It is with shock and incredible sadness I pay tribute to this man today.  The men and women of the legislative messenger service are the eyes and ears of the NYS Legislature, and their huge and radiant personalities have brought light to many a droll and dreary downtown day for me over the past 20 years.

Robert and I bonded as Yankees fans, especially of their mid-70s resurgence as a championship team after a decade in the pit.  My favorite Yankee was Bobby Murcer, and he knew all the facts about the man.  He knew his status as a .275 hitter despite being a home run chaser (he hit over 250 home runs in his career), and how as a rookie he was billed as the next Mickey Mantle.  He knew he was a golden glove winner in 1972 and a five-time All-Star, and how he was great at the delayed steal, which requires precisely timing a catcher’s throwback to the mound after a pitch.

Mostly, however, we talked about Bobby’s performance against the Orioles on August 6, 1979, the same day he eulogized his close friend and teammate Thurman Munson following his tragic death in a plane crash just a few days prior.  Murcer practically won the game by himself, bringing the Yanks back from a 4–0 deficit with a 3-run homer in the 7th, then hitting a walk-off 2-run single down the left-field line in the bottom of the 9th.  The Bronx crowd went totally bonkers.  My dad bought me picture pins of both Bobby and Thurman in Cooperstown the following summer, which I recently rediscovered in an old memory box in our basement.

The last time I saw Robert was Wednesday, March 11, outside a bank of elevators in the LOB.  He was quiet, sad and angry.  Clearly preoccupied with something.  Instead of his usual greeting – “Hey, Bobby Murcer!” – he was red-faced, near tears and distracted.  It was a getaway day, which is slang for the final session day of the week when all the electeds make a beeline for home once the gavel falls, so we were alone when we got into the elevator, which is where he broke his silence.

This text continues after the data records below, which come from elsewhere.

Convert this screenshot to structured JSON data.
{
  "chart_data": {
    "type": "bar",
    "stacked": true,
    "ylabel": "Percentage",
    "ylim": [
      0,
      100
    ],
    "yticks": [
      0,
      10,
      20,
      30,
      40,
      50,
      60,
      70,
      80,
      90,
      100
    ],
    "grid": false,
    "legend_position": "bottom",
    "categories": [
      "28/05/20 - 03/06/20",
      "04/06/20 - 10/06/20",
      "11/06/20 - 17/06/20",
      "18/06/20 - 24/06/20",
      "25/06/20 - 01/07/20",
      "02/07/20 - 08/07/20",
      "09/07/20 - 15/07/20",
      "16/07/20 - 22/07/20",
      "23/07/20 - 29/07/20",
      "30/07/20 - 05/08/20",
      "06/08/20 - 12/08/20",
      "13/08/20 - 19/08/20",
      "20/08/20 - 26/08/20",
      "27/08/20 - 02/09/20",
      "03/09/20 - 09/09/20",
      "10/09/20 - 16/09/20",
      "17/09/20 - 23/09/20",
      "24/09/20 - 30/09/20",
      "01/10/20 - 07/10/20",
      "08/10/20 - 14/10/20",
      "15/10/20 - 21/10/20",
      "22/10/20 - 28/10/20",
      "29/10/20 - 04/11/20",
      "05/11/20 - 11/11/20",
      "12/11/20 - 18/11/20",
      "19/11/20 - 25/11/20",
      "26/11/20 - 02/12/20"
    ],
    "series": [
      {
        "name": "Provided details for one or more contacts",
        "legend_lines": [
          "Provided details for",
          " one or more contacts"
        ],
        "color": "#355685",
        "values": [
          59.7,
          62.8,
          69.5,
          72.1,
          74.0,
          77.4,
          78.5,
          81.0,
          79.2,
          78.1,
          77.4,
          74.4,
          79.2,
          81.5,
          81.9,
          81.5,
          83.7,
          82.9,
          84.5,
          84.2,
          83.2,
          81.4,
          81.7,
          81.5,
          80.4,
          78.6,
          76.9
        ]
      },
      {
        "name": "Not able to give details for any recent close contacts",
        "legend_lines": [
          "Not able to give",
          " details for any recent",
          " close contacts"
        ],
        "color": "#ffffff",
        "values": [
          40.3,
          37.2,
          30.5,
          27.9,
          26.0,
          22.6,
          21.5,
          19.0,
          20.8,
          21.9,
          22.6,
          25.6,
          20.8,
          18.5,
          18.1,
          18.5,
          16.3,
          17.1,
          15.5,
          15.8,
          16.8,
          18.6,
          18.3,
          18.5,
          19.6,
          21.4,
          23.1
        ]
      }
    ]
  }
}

“Do you think I’m a bad person?” he asked suddenly, his glance alternating shyly between the floor to my face in rapid succession.  “Somebody said I was a bad person.”

I was stunned. Who would say that to this giant, cheerful, funny, force of nature?

Oh, right.

Humans.

“Robert, you have more charm, integrity and intelligence than three quarters of the people in this building,” I said to him.  “Don’t pay any attention to that crap.  You’re a good man.  One of the best in my book.  You show up for life and you meet your commitments and make people smile.  What more can people want from anyone?  So hold your head up high and don’t worry about what other people say.  People say all sorts of awful crap that they’ll regret on their deathbeds.”

He softened a bit when I said this, the cloud lifting somewhat, but he was still out of sorts.  He did, however, give me a trademark fist-bump as he got out of the elevator.  “Thank you, sir,” he said, and disappeared around the corner.

I made a note to gift those Yankees pins to Robert next time I saw him, but it wasn’t meant to be.  Two days later, the governor shut down all public spaces in the face of a global pandemic, and that was the last time I ever saw him.  He may have lived, as his obituary reads, “a life of struggle with a developmental handicap,” but if he did, I rarely saw it.  And to be sure, I only saw him at work.  We were work buds.  I have no idea what he faced at home, with family, with friends or bosses.  But I know a good man when I see one, and he was a good man.

During his eulogy for Thurman Munson all those years ago, Murcer quoted poet and philosopher Angelo Patri, saying that “the life of a soul on earth lasts longer than his departure… he lives on in your life and the life of all others who knew him.”  I’ll be sure to mention your name in the halls of Albany, Robert.  You’re a legend in my book.

Say hi to Bobby for me.  Thank you, sir.